Bug 564327

Summary: Position handling in document is a bottle neck for large docs with many positions
Product: [Eclipse Project] Platform Reporter: Sebastian Zarnekow <sebastian.zarnekow>
Component: TextAssignee: Platform-Text-Inbox <platform-text-inbox>
Status: NEW --- QA Contact:
Severity: normal    
Priority: P3    
Version: 4.16   
Target Milestone: ---   
Hardware: PC   
OS: Mac OS X   
Whiteboard:
Attachments:
Description Flags
Test case none

Description Sebastian Zarnekow CLA 2020-06-16 05:34:06 EDT
Created attachment 283296 [details]
Test case

Large documents that a large number of positions will suffer from poor editing experience due to the position handling in the document.

The document maintains two sorted lists (by start offset, by end offset) of positions what are populated one-by-one and the lookup has basically a fall-back to a complete scan of the lists.
While these lists / the algorithm serves its purpose, it imposes also some performance penalties that can be avoided. The attached test illustrates the runtime behaviour with large documents (numbers below).

I'd like to propose an extension to the IPositionUpdater that basically shifts the entire responsibility for storing / maintaining the positions of a given category into the updater. Implementations, that guarantee non-overlapping positions (e.g. the highlighter in JDT) can exploit more efficient data structures and algorithms to update the positions on document changes.
It would also be worthwhile to have IDocument.addPositions(String, List<Position>) and IDocument.removePositions respectively to allow to trigger bulk changes and avoid the unnecessary costs of repetitive insertion sorting into the positions lists.

I'm willing to work on this and provide a Gerrit, if you consider this interesting.

The promised numbers to illustrate the urgency of this.

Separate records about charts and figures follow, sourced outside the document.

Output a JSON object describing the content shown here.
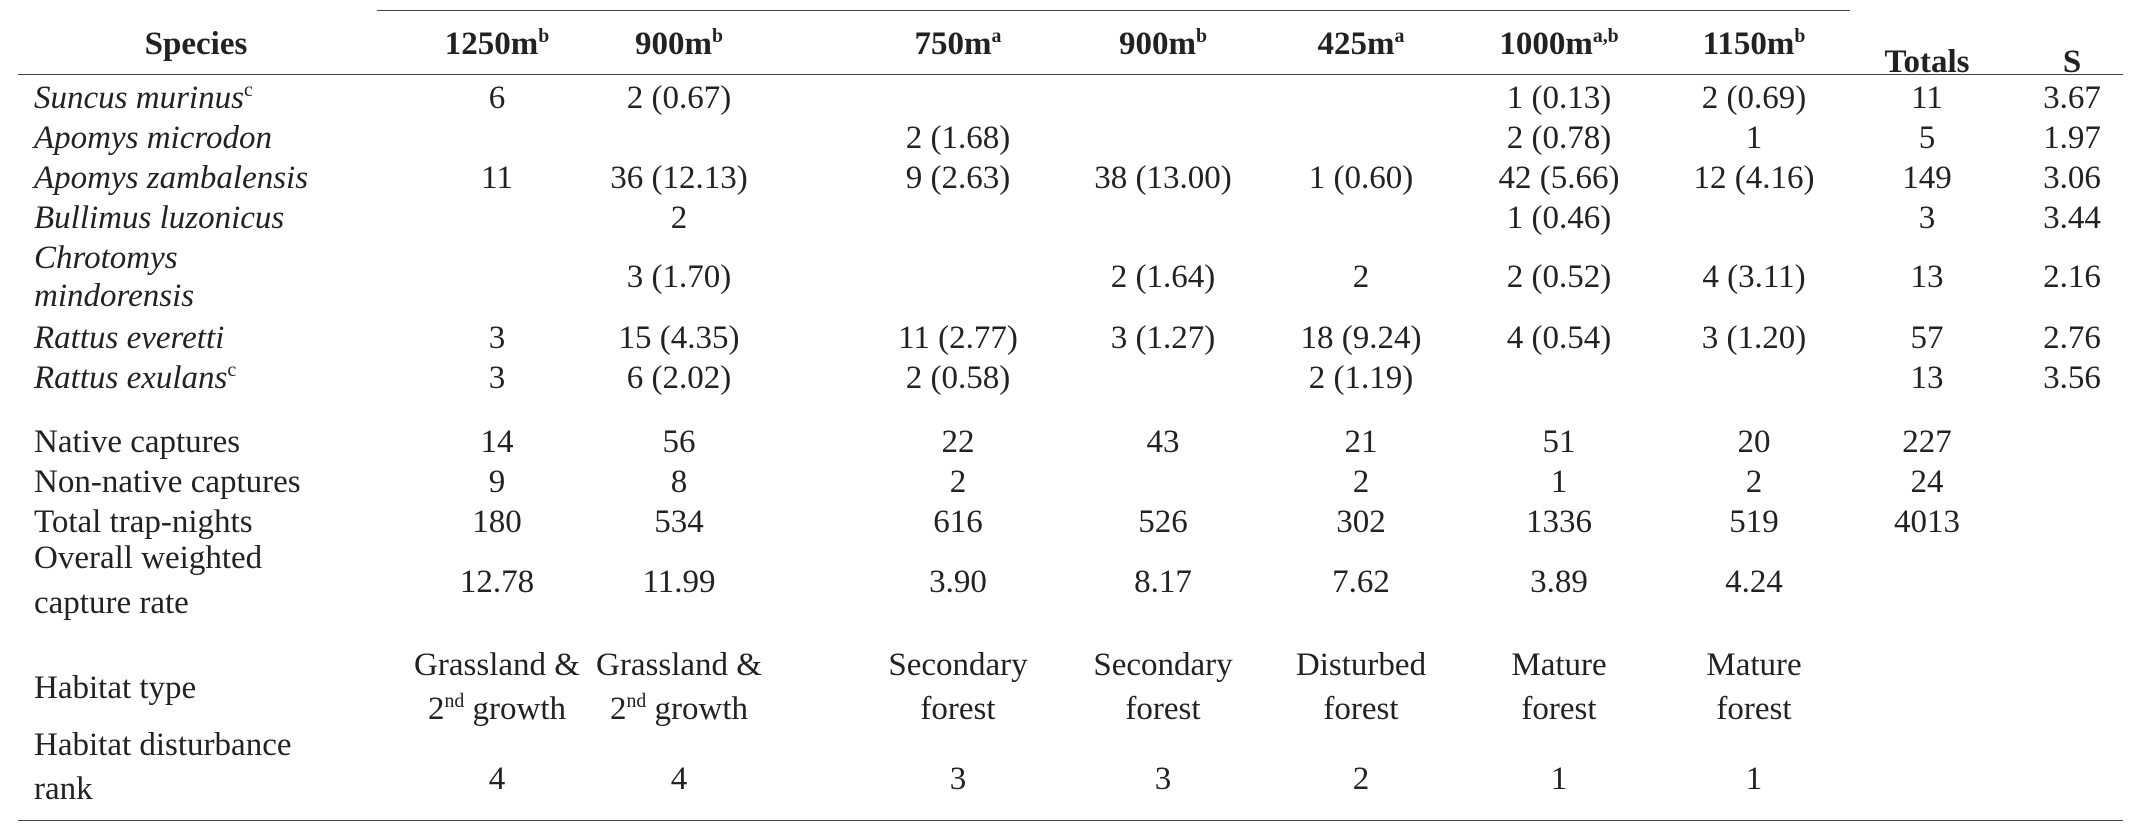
{
  "table": {
    "headers": {
      "species": "Species",
      "sites": [
        {
          "label": "1250m",
          "sup": "b"
        },
        {
          "label": "900m",
          "sup": "b"
        },
        {
          "label": "750m",
          "sup": "a"
        },
        {
          "label": "900m",
          "sup": "b"
        },
        {
          "label": "425m",
          "sup": "a"
        },
        {
          "label": "1000m",
          "sup": "a,b"
        },
        {
          "label": "1150m",
          "sup": "b"
        }
      ],
      "totals": "Totals",
      "s": "S"
    },
    "species_rows": [
      {
        "name": "Suncus murinus",
        "sup": "c",
        "vals": [
          "6",
          "2 (0.67)",
          "",
          "",
          "",
          "1 (0.13)",
          "2 (0.69)"
        ],
        "total": "11",
        "s": "3.67"
      },
      {
        "name": "Apomys microdon",
        "sup": "",
        "vals": [
          "",
          "",
          "2 (1.68)",
          "",
          "",
          "2 (0.78)",
          "1"
        ],
        "total": "5",
        "s": "1.97"
      },
      {
        "name": "Apomys zambalensis",
        "sup": "",
        "vals": [
          "11",
          "36 (12.13)",
          "9 (2.63)",
          "38 (13.00)",
          "1 (0.60)",
          "42 (5.66)",
          "12 (4.16)"
        ],
        "total": "149",
        "s": "3.06"
      },
      {
        "name": "Bullimus luzonicus",
        "sup": "",
        "vals": [
          "",
          "2",
          "",
          "",
          "",
          "1 (0.46)",
          ""
        ],
        "total": "3",
        "s": "3.44"
      },
      {
        "name_line1": "Chrotomys",
        "name_line2": "mindorensis",
        "sup": "",
        "vals": [
          "",
          "3 (1.70)",
          "",
          "2 (1.64)",
          "2",
          "2 (0.52)",
          "4 (3.11)"
        ],
        "total": "13",
        "s": "2.16"
      },
      {
        "name": "Rattus everetti",
        "sup": "",
        "vals": [
          "3",
          "15 (4.35)",
          "11 (2.77)",
          "3 (1.27)",
          "18 (9.24)",
          "4 (0.54)",
          "3 (1.20)"
        ],
        "total": "57",
        "s": "2.76"
      },
      {
        "name": "Rattus exulans",
        "sup": "c",
        "vals": [
          "3",
          "6 (2.02)",
          "2 (0.58)",
          "",
          "2 (1.19)",
          "",
          ""
        ],
        "total": "13",
        "s": "3.56"
      }
    ],
    "summary_rows": [
      {
        "label": "Native captures",
        "vals": [
          "14",
          "56",
          "22",
          "43",
          "21",
          "51",
          "20"
        ],
        "total": "227"
      },
      {
        "label": "Non-native captures",
        "vals": [
          "9",
          "8",
          "2",
          "",
          "2",
          "1",
          "2"
        ],
        "total": "24"
      },
      {
        "label": "Total trap-nights",
        "vals": [
          "180",
          "534",
          "616",
          "526",
          "302",
          "1336",
          "519"
        ],
        "total": "4013"
      },
      {
        "label_line1": "Overall weighted",
        "label_line2": "capture rate",
        "vals": [
          "12.78",
          "11.99",
          "3.90",
          "8.17",
          "7.62",
          "3.89",
          "4.24"
        ]
      }
    ],
    "habitat_type": {
      "label": "Habitat type",
      "vals": [
        {
          "l1": "Grassland &",
          "l2a": "2",
          "l2sup": "nd",
          "l2b": " growth"
        },
        {
          "l1": "Grassland &",
          "l2a": "2",
          "l2sup": "nd",
          "l2b": " growth"
        },
        {
          "l1": "Secondary",
          "l2a": "forest",
          "l2sup": "",
          "l2b": ""
        },
        {
          "l1": "Secondary",
          "l2a": "forest",
          "l2sup": "",
          "l2b": ""
        },
        {
          "l1": "Disturbed",
          "l2a": "forest",
          "l2sup": "",
          "l2b": ""
        },
        {
          "l1": "Mature",
          "l2a": "forest",
          "l2sup": "",
          "l2b": ""
        },
        {
          "l1": "Mature",
          "l2a": "forest",
          "l2sup": "",
          "l2b": ""
        }
      ]
    },
    "disturbance": {
      "label_line1": "Habitat disturbance",
      "label_line2": "rank",
      "vals": [
        "4",
        "4",
        "3",
        "3",
        "2",
        "1",
        "1"
      ]
    }
  }
}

#of positions|category|action
50000|highlighting|Add (ms): 31
50000|highlighting|Replace (ms): 9
50000|highlighting|Remove (ms): 256
290164|highlighting|Add (ms): 70
290164|highlighting|Replace (ms): 7
290164|highlighting|Remove (ms): 11497
50000|__dflt_position_category|Add (ms): 20
50000|__dflt_position_category|Replace (ms): 102
50000|__dflt_position_category|Remove (ms): 518
290164|__dflt_position_category|Add (ms): 58
290164|__dflt_position_category|Replace (ms): 4009
290164|__dflt_position_category|Remove (ms): 15886
50000|highlighting|Add (ms): 13
50000|highlighting|Replace (ms): 5
50000|highlighting|Re-Add (ms): 10
290164|highlighting|Add (ms): 100
290164|highlighting|Replace (ms): 3
290164|highlighting|Re-Add (ms): 32

Please note that the position update is triggered synchronously with the document event on the UI thread.
- Add is a loop that adds # positions.
- Replace is a document change that deletes 50% of the document content.
- Remove is a loop over all positions to remove the deleted positions from the document.
- Re-Add: same effect as "Remove", but remove the entire category and re-add only the positions, that are not deleted. I put this here to show the potential that even the most naive, custom position management has on the runtime.